Avoiding blockages caused by mineral scale deposits is a major priority for oil producers. Yet combating scale build-up to stop it jeopardising well productivity is complex and costly. Heriot-Watt research has saved the industry hundreds of millions of pounds with computer software - SQUEEZE - that enables companies to plan the best scale-inhibiting treatment from project outset.

Mineral scale problems arise when water is produced along with oil and gas in high-pressure, high-temperature fields, but also where low temperatures prevail. To treat the deposits formed under such extreme conditions - ‘downhole’ in the well or ‘topside’ on the surface facilities - a firm understanding of the chemical processes behind scale formation is needed.

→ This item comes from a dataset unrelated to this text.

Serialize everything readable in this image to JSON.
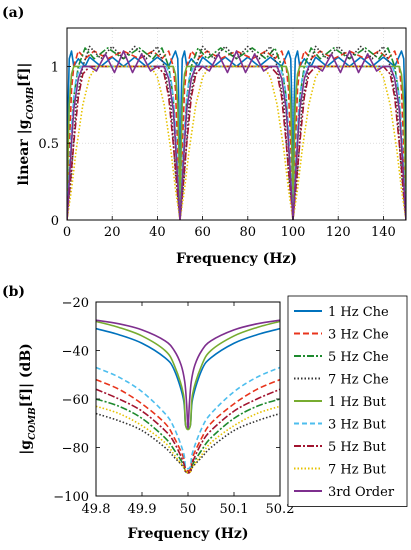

All the scale management activity in the North Sea that our company undertakes is impacted by the research that has been undertaken by FAST over the past decade
Senior member of staff within the Production Chemistry Team, Talisman Sinopec Energy UK Ltd, with 50 wells under scale squeeze management

Heriot-Watt researchers in the Edinburgh Research Partnership for Engineering-based Flow Assurance and Scale Team (FAST) have developed techniques to predict and prevent scale formation across different operating environments. To do this the FAST team developed specialised laboratory equipment, field-condition experiments and software. Many industrial partners provided their data: for example, the researchers have conducted reservoir simulation studies on 40 offshore fields for 16 oil and gas companies to predict the scaling risk. The resulting FAST software can successfully model scale deposition from micro (single pore space) to macro (oil-field) levels.

FAST’s SQUEEZE software distils the expertise gained from many years’ work upscaling laboratory measurements to field conditions. SQUEEZE has become the industry standard for planning scale-inhibiting treatment (‘squeezes’). All companies that provide scale services to the North Sea oil industry are now required to demonstrate competence in SQUEEZE software within tender processes, and this is becoming increasingly the case worldwide. For Shell in one field alone, use of SQUEEZE has saved £3m per well per year by increasing the interval between treatments from six months to one year.

Given the risk of losing a well altogether, and the enormous cost of shutting a well down to treat a blockage, SQUEEZE has proved that prevention is considerably better than cure.